Zaten tutmayacak ve sürekli değişecek iş planları ve bütçeler için bu kadar işgücü maliyetine katlanmaya değer miydi?
Kervan zaten yolda düzelmez miydi?
Eski alışkanlıklarına sadık pek çok iş insanı, planlama ile yaşadığı şiddetli geçimsizliği boşanmaya dönüştürmenin argümanlarına kavuşmuştu çok şükür. Bense bu furyada ilk şoku atlattıktan sonra, bütün aldatılmışlıklarıma rağmen, çocukluk aşkıma sahip çıkmaya devam eden vefalı sevgili olmayı seçtim. Zira zaman içinde planlamanın statik bir faaliyetler silsilesi olmaktan öte zihni yapılandıran, kişiye hareket esnekliği sağlayan, nihai amaçla bugün arasındaki bağın sağlamasını yapan, aksilikler karşısında dayanıklı durmayı kolaylaştıran bir kaldıraç olduğunu fark ettim. Dünya, “çevik planlama” adı altında yeni bir modelin altyapısını oluşturdu ve planlamaya dair örselenen özgüvenimi tamir etmeme yardımcı oldu.
İşin hülasası bence şudur ki, işte ve hayatta:
- Planlar her zaman değişir. Değişim kaçınılmazdır. Planları değişmemeleri için değil, zihni yapılandırmak ve temiz tutmak için yaparız.
- Önemli olan plan yapmamak değil, yapılan planları değiştirebilme esnekliği ve çevikliğine sahip olmamızdır.
- Uzun vadeli bir hedefimiz, geleceğe dair bir rotamız olmalıdır bu hayatta. Nereye gitmek istiyoruz? Bunu neden istiyoruz? Bizim için anlamı ne? Bu yolda bugün atmamız gereken en doğru adımlar neler?
- Son zamanların geçer akçe kavramlarından “ana odaklanmak, anı yaşamak” sanıldığı gibi yalnızca ana odaklanıp öngörüsüz kalmak değildir, tam tersi içinde bulunulan bağlamı çok iyi analiz etmeyi gerektirir. Analizi iyi yapanın geleceğe dönük öngörüleri isabetli olur, hesaplı ve tedbirli olur. Özetle anı yaşamak ve plan yapmak sanıldığı gibi birbiri ile çelişmez.
- Koşullar bizim için zora girdiğinde ya da öngörülemez biçimde değiştiğinde nihai hedefimizi hatırlamak rotadan sapmamak için en kolay yoldur. Nedeni bildiğimiz sürece nasılı değiştirmenin her zaman bir yolunu buluruz.
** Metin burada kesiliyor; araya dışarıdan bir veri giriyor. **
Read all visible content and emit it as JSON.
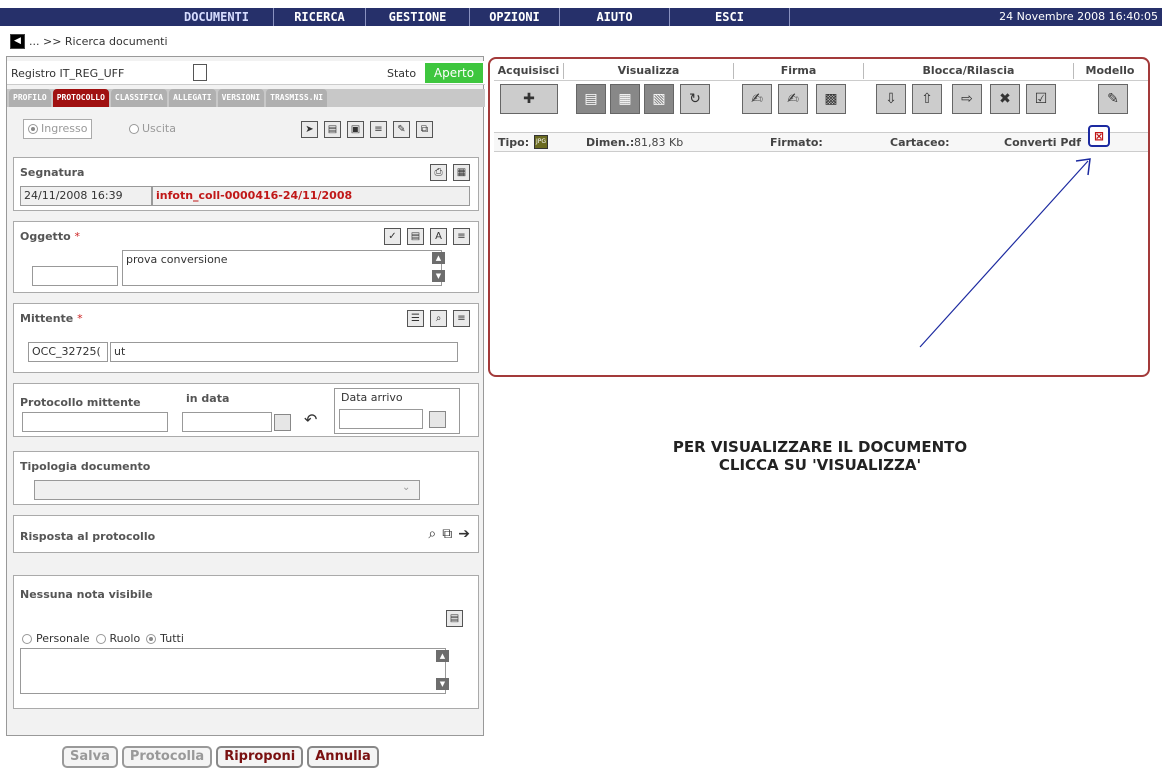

“Gideceği limanı bilmeyene hiçbir rüzgârdan hayır gelmez.” diyen Montaigne henüz 16. yüzyılda bunu söylediğinde muhtemelen Amerika keşfedileli bile en fazla 50 yıl olmuştu. Bugünün teknolojisi, ekonomik düzeni, global rekabet anlayışı ile o günler kıyaslanamazdı elbet ama çok şükür ki hayatın temellerine ilişkin bilgeliğin zaman kaydı yok. Velhasıl 70’lerde bir Erenköy apartmanının pencere pervazında oturan o kız çocuğu hâlâ plan yapıyor. Plan yapmanın hayata tutunmanın yakıtı olduğu inancı ve planlama ile hayatın sürprizlerini karşılama konusunda daha güçlü ve esnek olabildiğini bilerek…
[1] VUCA, ilk olarak 1987’de kullanılan İngilizce bir kısaltma olup, değişkenlik (volatility), belirsizlik (uncertainty), karmaşıklık (complexity) ve muğlaklık (ambiguity) anlamına gelir. İlk olarak Soğuk Savaş’ın bitmesi ile ortaya çıkan yeni güvenlik ortamını tanımlamak için ABD ordusu tarafından ortaya atılır. Ardından 2001’deki 11 Eylül terör saldırıları ile VUCA kavramı ABD ordusu tarafından tekrar dile getirilir. Son 20 yıldır ise bu kavram hızlı değişimler ve buna bağlı belirsizlikleri içinde barındıran, kaotik iş dünyasını en iyi tanımlayan kısaltma olarak iş çevrelerince sahiplenildi.